What I’ve been wondering about lately is, as an extension of Viktor Frankl’s thinking, whether happiness altogether is a choice completely independent of the external circumstances of our lives.
Perhaps, if we peer deeply enough we can always find a meaning to be happy for? We could be happy at the opportunity to be challenged because it means the chance to grow. We could play lots of mind games in order to feel happy in any situation.
But isn’t this just playing games?
We live in a postmodern society which holds there is no external reality except for the reality we construct for ourselves. Whether or not there really is an external reality is quite irrelevant here. Because the point is that we see in life what we want to see. To a very large extent we are privileged to create our own reality. I think my limited understanding of quantum physics supports that – no doubt somebody will correct me if I’m wrong.
Either way it seems to me that real ‘reality’ is in a sense neutral. It just is. And it’s up to us to somehow complete that by making sense out of it, living in it, and interpreting it according to how we choose. We may not always exercise the choice, but I certainly believe it’s there, even if at times it feels impossible.
At the level of a game, this is something we can use for own purposes. Happiness is energising and motivating. With those good feelings on board we have a much higher chance of doing something to change the external situation. At a very simple level, someone with a more positive outlook is more likely to get a job.
So how do we actually do that?
In the past few weeks I’ve been struggling with handing in my final research project and finishing my masters in coaching psychology.
Yes this is a great achievement I’ve been working on for three and a half years, but I realised quite quickly how empty and unsettled my life felt without that large guiding direction.
I confess I have really struggled with finding my way forward out of this – to see my way forward – or find where I fit in. I don’t quite know how it happened but a sense of hopelessness kind of descended on me. Yes lots of options for the future – lots of projects and programs I could write and deliver, a website I could improve, maybe even enrol in a PhD. So while externally things could seem positive and hopeful I just couldn’t see it that way.
Until this morning.
What changed this morning was I woke up and just decided enough moping. Enough of the pity party. It was time to just get on with what needed doing regardless of how I felt.
I decided to choose to feel hope that business will pick up to fill the space study has left. I chose to feel hope that I will find the right PhD to do or book to write. I chose to feel happy despite not even feeling it. It was a feeling I kind of evoked out of the ether through a pure act of will.

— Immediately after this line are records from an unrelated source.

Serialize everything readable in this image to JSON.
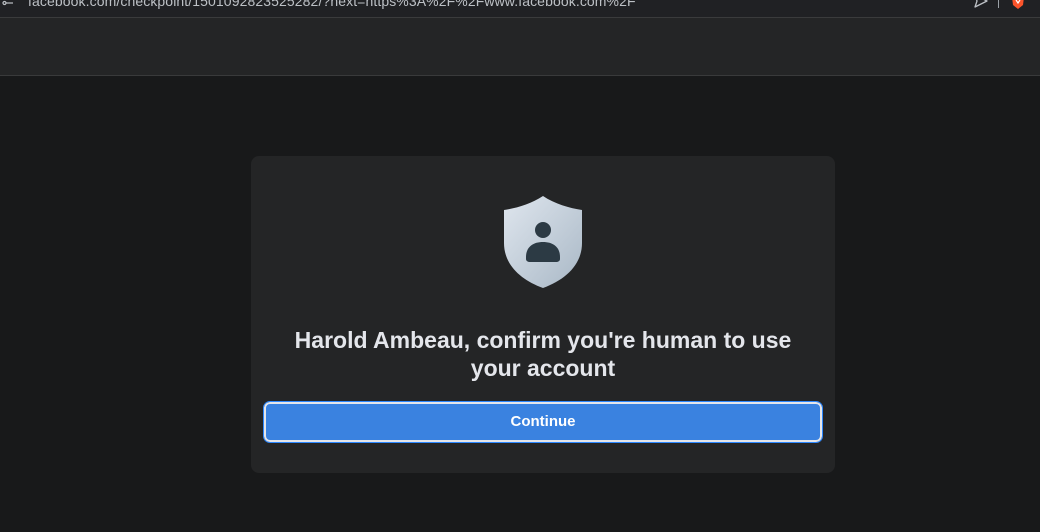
{
  "browser": {
    "url": "facebook.com/checkpoint/1501092823525282/?next=https%3A%2F%2Fwww.facebook.com%2F",
    "icons": [
      "site-settings-icon",
      "share-icon",
      "brave-shields-icon"
    ]
  },
  "checkpoint": {
    "icon": "shield-user-icon",
    "headline": "Harold Ambeau, confirm you're human to use your account",
    "continue_label": "Continue"
  },
  "colors": {
    "page_background": "#18191a",
    "card_background": "#242526",
    "primary_button": "#3a82e0",
    "headline_text": "#e4e6eb"
  }
}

I realised for the first time today that the choice for happiness is real, not something we just talk about. I know it because I chose it. I lived it.
As a result I did feel enormously more energised. I got way more done than I had been expecting, including this blog. In fact, despite having to choose to feel hope this morning, this evening it feels natural. I’m able to see a positive way forward I just couldn’t see yesterday.
Maybe this is what it really means to fake it till you make it? Either way, happiness is much more of a choice than I had ever anticipated.
Maybe, sometimes happiness is just something you have to choose.